Mais d’autres grimpeurs ont poussé l’espièglerie jusqu’à donner des noms un peu plus sinistres à leurs découvertes.

Les fans d’escalades en Suède ont depuis des années la possibilité d’emprunter les voies Zyklon B, Hitler, Himmler, Four crématoire, Nuit de cristal, Svastika.

Les différentes voies, ouvertes au fur et à mesure des années, ont été ainsi nommées entre 1987 et 2001.

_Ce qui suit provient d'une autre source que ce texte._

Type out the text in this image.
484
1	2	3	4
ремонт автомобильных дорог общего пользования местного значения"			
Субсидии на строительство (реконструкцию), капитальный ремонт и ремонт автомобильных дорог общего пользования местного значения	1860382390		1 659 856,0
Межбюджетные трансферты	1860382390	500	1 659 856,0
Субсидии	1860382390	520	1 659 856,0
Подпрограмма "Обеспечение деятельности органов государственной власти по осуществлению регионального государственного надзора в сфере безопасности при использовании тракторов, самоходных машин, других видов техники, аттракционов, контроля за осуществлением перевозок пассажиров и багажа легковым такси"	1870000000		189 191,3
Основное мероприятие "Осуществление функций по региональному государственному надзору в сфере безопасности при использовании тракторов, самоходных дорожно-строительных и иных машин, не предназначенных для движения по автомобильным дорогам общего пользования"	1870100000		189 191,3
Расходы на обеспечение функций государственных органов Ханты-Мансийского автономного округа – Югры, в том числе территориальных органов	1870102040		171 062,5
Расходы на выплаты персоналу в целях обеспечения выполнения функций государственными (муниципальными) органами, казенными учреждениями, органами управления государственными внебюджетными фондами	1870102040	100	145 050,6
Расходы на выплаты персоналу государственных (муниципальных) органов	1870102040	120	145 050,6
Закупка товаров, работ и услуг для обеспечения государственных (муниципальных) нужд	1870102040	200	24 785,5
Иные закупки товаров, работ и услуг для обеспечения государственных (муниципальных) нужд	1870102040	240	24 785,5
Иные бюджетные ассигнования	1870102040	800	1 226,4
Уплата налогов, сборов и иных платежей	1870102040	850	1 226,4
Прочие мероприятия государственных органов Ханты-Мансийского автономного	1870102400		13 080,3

Il y a tout lieu de penser que ces voies ont été empruntées des centaines de fois sans qu’aucun grimpeur n’y trouve à redire.

Imaginons que la même chose se produise en France et qu’un varappeur ouvre une voie dans le massif alpin en lui donnant le nom de Touvier, Vel d’Hiv, déportation…

C'est un historien, amateur d'escalade, qui a découvert l'impensable lors d'une ascension et en a fait part au quotidien Dagens Nyheter.

En Suède, il y a plusieurs sortes d’antisémitisme.

Il y a l’officiel, celui qui est encouragé par les autorités sous couvert de lutter contre la politique soit-disant coloniale d’Israël. Les Juifs appartenant à la communauté de Malmöe quittent massivement la troisième ville de Suède.

En cause, les appels répétés du maire de la ville, Ilmar Reepalu, à ses administrés juifs, à "se distancier" publiquement de la politique israélienne. Sous entendu, « Pour vivre en paix, critiquez Israël !».

Il y a l’antisémitisme des médias.

Le quotidien Aftonbladet a fait paraître en 2009 un article accusant les soldats de Tsahal de trafic d’organes sur des Palestiniens. L’accusation de crime rituel refait surface.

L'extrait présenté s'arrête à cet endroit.